Limited company contractors who want to provide a safety net for their loved ones in the event of their untimely death can take out a death-in-service insurance policy. This can be paid for by their limited company and, unlike products like ‘key-person insurance’, there is a policy that pays out to spouses and family members tax free in the event of a claim yet has no benefit in kind implications to the contractor.
As long as the contractor is an employee of their limited company, the policy premiums are usually a tax-deductible expense for the business.
Contractors who want to provide security for loved ones in the event of an untimely death have often had to take out personal life assurance policies paid for out of their own net earnings. But death-in-service cover can be paid for by the company without benefit in kind costs and yet pays out to the family.
Tax-deductible safety net
Most contractors who were permanent employees before they made their choice of a contracting career will recall that they almost certainly had a little-recognised employment benefit of death-in-service.

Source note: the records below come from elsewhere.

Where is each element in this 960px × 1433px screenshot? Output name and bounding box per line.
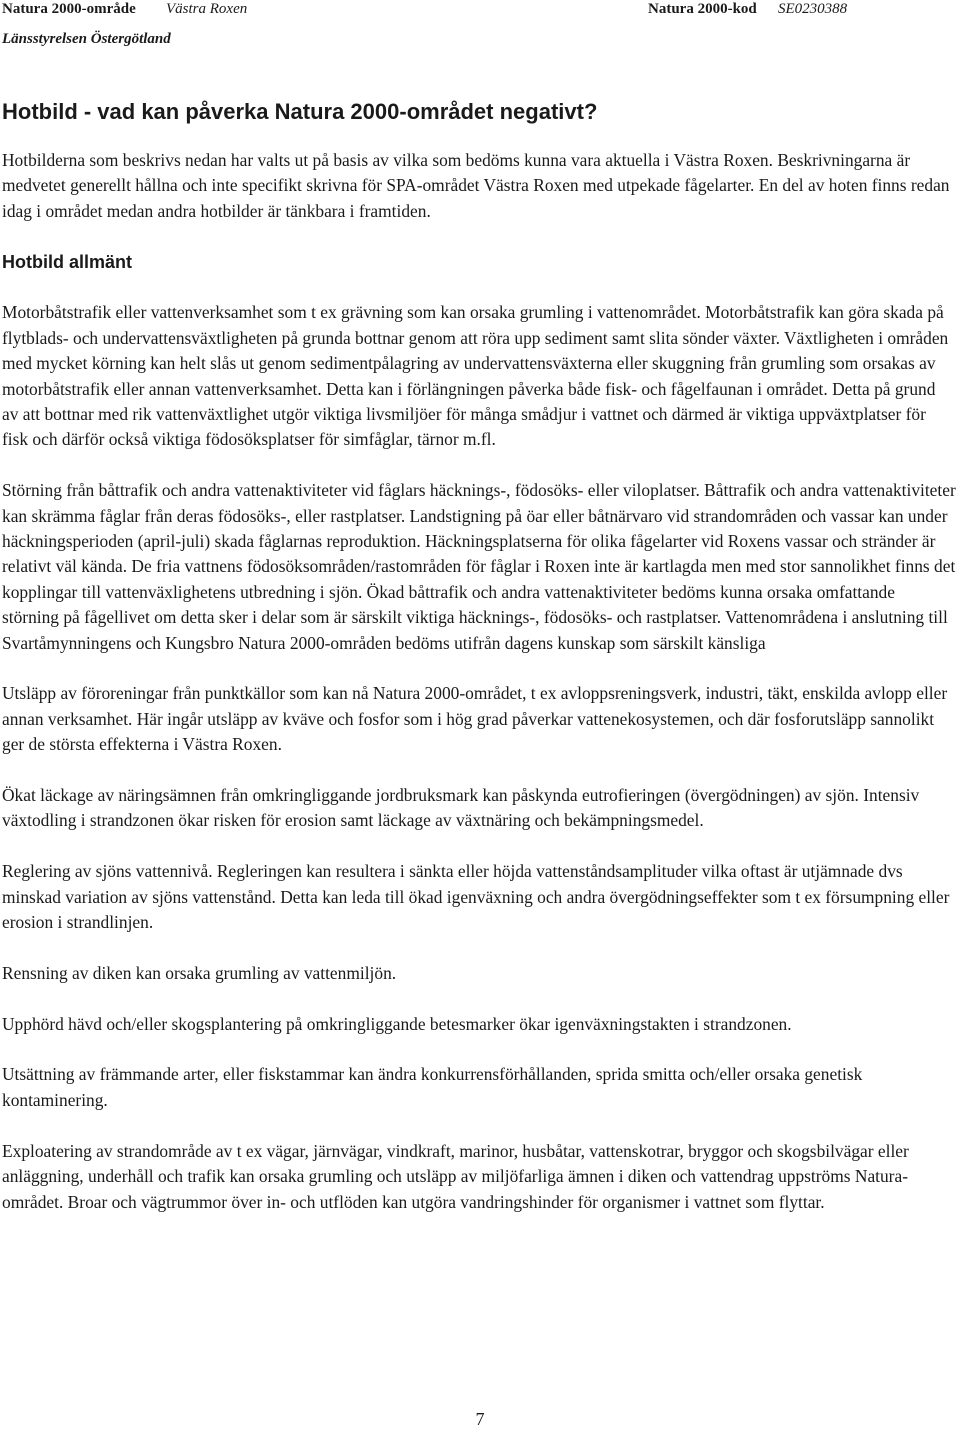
header-area-label: Natura 2000-område <box>2 1 136 17</box>
body-paragraph: Ökat läckage av näringsämnen från omkringliggande jordbruksmark kan påskynda eutrofieringen (övergödningen) av sjön. Intensiv växtodling i strandzonen ökar risken för erosion samt läckage av växtnäring och bekämpningsmedel. <box>2 785 920 831</box>
body-paragraph: Exploatering av strandområde av t ex vägar, järnvägar, vindkraft, marinor, husbåtar, vattenskotrar, bryggor och skogsbilvägar eller anläggning, underhåll och trafik kan orsaka grumling och utsläpp av miljöfarliga ämnen i diken och vattendrag uppströms Natura-området. Broar och vägtrummor över in- och utflöden kan utgöra vandringshinder för organismer i vattnet som flyttar. <box>2 1140 909 1212</box>
intro-paragraph: Hotbilderna som beskrivs nedan har valts ut på basis av vilka som bedöms kunna vara aktuella i Västra Roxen. Beskrivningarna är medvetet generellt hållna och inte specifikt skrivna för SPA-området Västra Roxen med utpekade fågelarter. En del av hoten finns redan idag i området medan andra hotbilder är tänkbara i framtiden. <box>2 150 950 221</box>
body-paragraph: Utsläpp av föroreningar från punktkällor som kan nå Natura 2000-området, t ex avloppsreningsverk, industri, täkt, enskilda avlopp eller annan verksamhet. Här ingår utsläpp av kväve och fosfor som i hög grad påverkar vattenekosystemen, och där fosforutsläpp sannolikt ger de största effekterna i Västra Roxen. <box>2 683 948 755</box>
page-number: 7 <box>475 1409 485 1429</box>
header-authority: Länsstyrelsen Östergötland <box>2 31 171 47</box>
section-heading: Hotbild allmänt <box>2 251 132 272</box>
body-paragraph: Reglering av sjöns vattennivå. Regleringen kan resultera i sänkta eller höjda vattenståndsamplituder vilka oftast är utjämnade dvs minskad variation av sjöns vattenstånd. Detta kan leda till ökad igenväxning och andra övergödningseffekter som t ex försumpning eller erosion i strandlinjen. <box>2 861 950 933</box>
header-code-label: Natura 2000-kod <box>648 1 757 17</box>
body-paragraph: Upphörd hävd och/eller skogsplantering på omkringliggande betesmarker ökar igenväxningstakten i strandzonen. <box>2 1013 792 1034</box>
body-paragraph: Utsättning av främmande arter, eller fiskstammar kan ändra konkurrensförhållanden, sprida smitta och/eller orsaka genetisk kontaminering. <box>2 1064 863 1110</box>
page-title: Hotbild - vad kan påverka Natura 2000-området negativt? <box>2 99 598 124</box>
body-paragraph: Motorbåtstrafik eller vattenverksamhet som t ex grävning som kan orsaka grumling i vattenområdet. Motorbåtstrafik kan göra skada på flytblads- och undervattensväxtligheten på grunda bottnar genom att röra upp sediment samt slita sönder växter. Växtligheten i områden med mycket körning kan helt slås ut genom sedimentpålagring av undervattensväxterna eller skuggning från grumling som orsakas av motorbåtstrafik eller annan vattenverksamhet. Detta kan i förlängningen påverka både fisk- och fågelfaunan i området. Detta på grund av att bottnar med rik vattenväxtlighet utgör viktiga livsmiljöer för många smådjur i vattnet och därmed är viktiga uppväxtplatser för fisk och därför också viktiga födosöksplatser för simfåglar, tärnor m.fl. <box>2 302 949 450</box>
header-area-name: Västra Roxen <box>166 1 248 17</box>
header-code-value: SE0230388 <box>778 1 848 17</box>
body-paragraph: Störning från båttrafik och andra vattenaktiviteter vid fåglars häcknings-, födosöks- eller viloplatser. Båttrafik och andra vattenaktiviteter kan skrämma fåglar från deras födosöks-, eller rastplatser. Landstigning på öar eller båtnärvaro vid strandområden och vassar kan under häckningsperioden (april-juli) skada fåglarnas reproduktion. Häckningsplatserna för olika fågelarter vid Roxens vassar och stränder är relativt väl kända. De fria vattnens födosöksområden/rastområden för fåglar i Roxen inte är kartlagda men med stor sannolikhet finns det kopplingar till vattenväxlighetens utbredning i sjön. Ökad båttrafik och andra vattenaktiviteter bedöms kunna orsaka omfattande störning på fågellivet om detta sker i delar som är särskilt viktiga häcknings-, födosöks- och rastplatser. Vattenområdena i anslutning till Svartåmynningens och Kungsbro Natura 2000-områden bedöms utifrån dagens kunskap som särskilt känsliga <box>2 480 956 653</box>
body-paragraph: Rensning av diken kan orsaka grumling av vattenmiljön. <box>2 962 397 983</box>
document-body <box>2 148 956 1215</box>
page-header <box>0 0 960 50</box>
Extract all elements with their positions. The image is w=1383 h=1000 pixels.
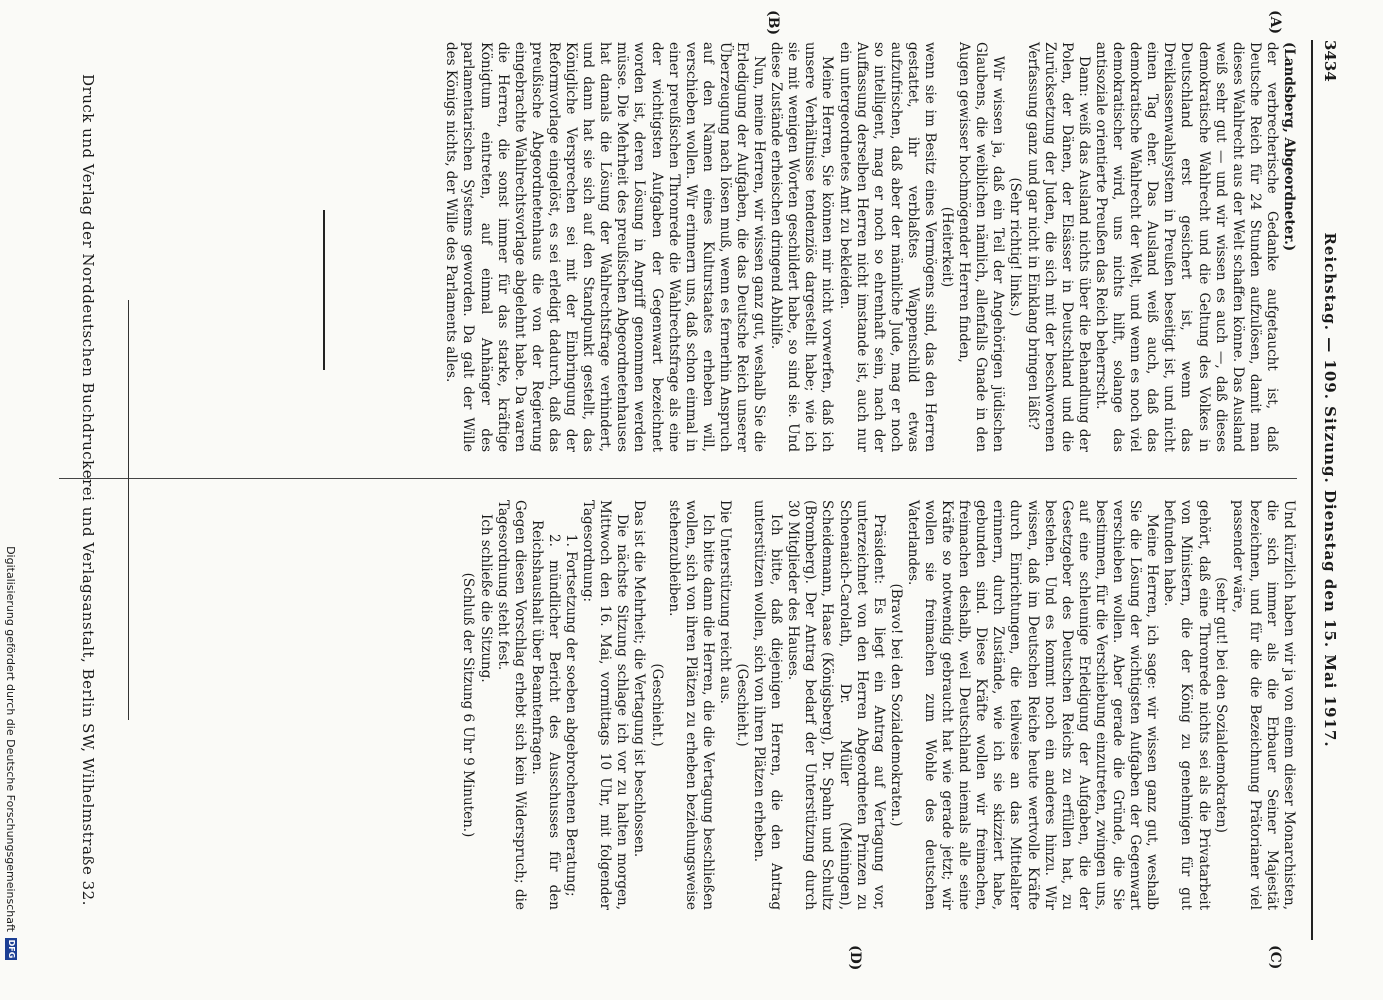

Typically, this would have paid out three to four times their annual salary to family in the event of a premature death.
When leaving permanent employment, the new contractor is suddenly without death-in-service cover. For a single contractor with no dependants, of course, this is less of an issue than for a contractor with a spouse and family.
When contractors have left full-time employment, they often take out a life assurance policy in their own name, paid for out of their net earnings: A death-in-service insurance policy through a contractor limited company means the business pays the premiums, which are a tax deductible expense.
Benefit to the contractor’s family, not the company
In addition this death-in-service policy is not owned by the contractor yet it pays out to the contractor’s nominated dependants. This is not the case with other policies, such as key-person insurance, where the company owns the policy and may receive any pay-out.
So, the contractor can enjoy exactly the same benefits from a death-in-service policy through their contractor limited company safety net they may have had with a former employer. In addition, as long as he or she is also an employee, a contractor’s spouse could also be covered by a policy with the same tax benefits.
Contractors can take out cover up to 25 times the combined salary and dividend earnings that the contractor takes out of the company; as the employer and the employee you are able to decide on the right level of cover for you and your family.
As an example of what you could pay: a standard premium for a 35 year old requiring £300k cover over 35 years would be £21.74 per month. This death-in-service policy makes financial sense when compared with personal life assurance policies paid out of net income, where a contractor spending £30 net every month on a policy has to earn in excess of £50 gross.
Most of all, new and existing contractors can enjoy the same safety net when contracting as they did when in employment. And they can be confident that their dependants will be financially secure should the worst happen.